L'info. Une vaste campagne de cyberespionnage a été dévoilée par le spécialiste de la sécurité du Web Kaspersky. Détectée en octobre dernier, elle viserait en grande partie les pays de l'Europe de l'Est, ce qui lui aurait donné le nom d'"Octobre Rouge". Son arme ? Des fichiers Word et Excel infectés. Sa cible ? Des ambassades et des instituts de recherches répartis dans 39 pays.
Un mécanisme bien ficelé. Voici le processus d'opération des hackers : un mail personnalisé est envoyé à une personne, selon son activité. "La cible n'est jamais choisie au hasard", explique Nicolas Brulez, analyste chez Kaspersky, interrogé par Europe1.fr. Dans ce mail, une pièce jointe au format Word ou Excel. Pour attirer le destinataire, le message fait référence à une annonce, comme la vente d'une voiture d'ambassade d'occasion par exemple. La cible clique sur la photo en pièce jointe et installe, à son insu, un Cheval de Troie (logiciel malsain qui se cache dans un fichier). Une fois installé, ce programme fantôme étudie le réseau et enregistre les informations comprises sur l'ordinateur.
Récupérer un maximum d'informations. L'objectif est de récolter le plus de données possibles : des documents sur une clé USB (même effacée), les emails de l'utilisateur, des fichiers sur un serveur d'entreprise et même les informations contenues dans un téléphone mobile qui serait branché à l'ordinateur infecté. "On n'a aucune idée où partent ensuite ces données", confesse Nicolas Brulez. Elles seront probablement revendues à l'étranger.
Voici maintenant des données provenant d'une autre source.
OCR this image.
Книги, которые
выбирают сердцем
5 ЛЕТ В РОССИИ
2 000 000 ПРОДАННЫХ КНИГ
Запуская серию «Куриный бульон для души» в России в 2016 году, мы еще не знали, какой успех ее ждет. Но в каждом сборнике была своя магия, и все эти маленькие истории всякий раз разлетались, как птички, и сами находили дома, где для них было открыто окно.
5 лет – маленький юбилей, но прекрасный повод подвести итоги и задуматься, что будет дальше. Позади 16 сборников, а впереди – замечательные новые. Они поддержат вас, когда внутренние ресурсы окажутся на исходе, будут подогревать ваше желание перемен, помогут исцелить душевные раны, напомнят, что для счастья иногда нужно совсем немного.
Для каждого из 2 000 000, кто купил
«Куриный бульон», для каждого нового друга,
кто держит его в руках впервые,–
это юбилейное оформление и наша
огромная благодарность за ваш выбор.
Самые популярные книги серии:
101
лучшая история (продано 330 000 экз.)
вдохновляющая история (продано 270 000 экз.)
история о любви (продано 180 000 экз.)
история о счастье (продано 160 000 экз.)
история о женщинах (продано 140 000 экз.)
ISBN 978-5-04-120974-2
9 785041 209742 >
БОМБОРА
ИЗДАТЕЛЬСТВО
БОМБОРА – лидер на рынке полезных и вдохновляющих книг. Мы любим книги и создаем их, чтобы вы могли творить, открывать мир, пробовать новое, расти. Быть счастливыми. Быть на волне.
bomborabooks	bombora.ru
Quel rôle pour Kaspersky ? Le spécialiste de la sécurité en ligne, alerté par des partenaires en octobre dernier, a ouvert une enquête. La supercherie durerait depuis cinq ans. L'éditeur de logiciels antivirus a remonté la trace des hackers derrière cette opération et a retrouvé une soixantaine de sites permettant de relayer les informations à leurs commanditaires. Ce sont surtout des noms russes qui sont ressortis, mais il est possible que ce soit des noms d'emprunt. Il sera vraisemblablement difficile de connaître un jour l'identité des auteurs d'"Octobre Rouge".
La France ciblée ? Parmi les pays visés, on retrouve l'Espagne, la Suisse, la Grèce, la Belgique mais surtout la Russie et de nombreux pays d'Europe de l'Est. L'ambassade de Russie en Irlande, l'aérospatiale du Kazakhstan ou encore un bâtiment diplomatique en Iran. La France ne fait pas partie des pays ciblés mais certaines de ses ambassades étrangères auraient en revanche été visées. "Comme les exploits utilisés par les attaquants étaient déjà connus, nous protégions déjà nos clients", confie Nicolas Brulez.
Quel risque pour l'utilisateur ? "Aucun", affirme Nicolas Brulez. "Au pire, si le Cheval de Troie infecte l'ordinateur d'un particulier, les auteurs s'en aperçoivent et le délaissent : les hackers ne s'intéressent qu'aux données sensibles."
Et maintenant ? Le plus souvent, lorsqu'un tel plan est révélé au grand jour, le mécanisme s'arrête. "On a eu l'exemple de Flame, un autre virus à dimension mondiale : du jour au lendemain, on n'a plus enregistré aucune activité sur les sites en question".
Comment éviter ce genre d'incident ? "Ce type d'opération fonctionne encore car les internautes ne sont pas assez vigilants", assène Nicolas Brulez. "La première des choses à faire est de tenir son ordinateur à jour : dans le cas d'"Octobre Rouge", les failles venaient de Word et d'Excel mais étaient connues. Certaines dataient de 2012 mais d'autres de 2009. Toutes ont bénéficié de correctifs."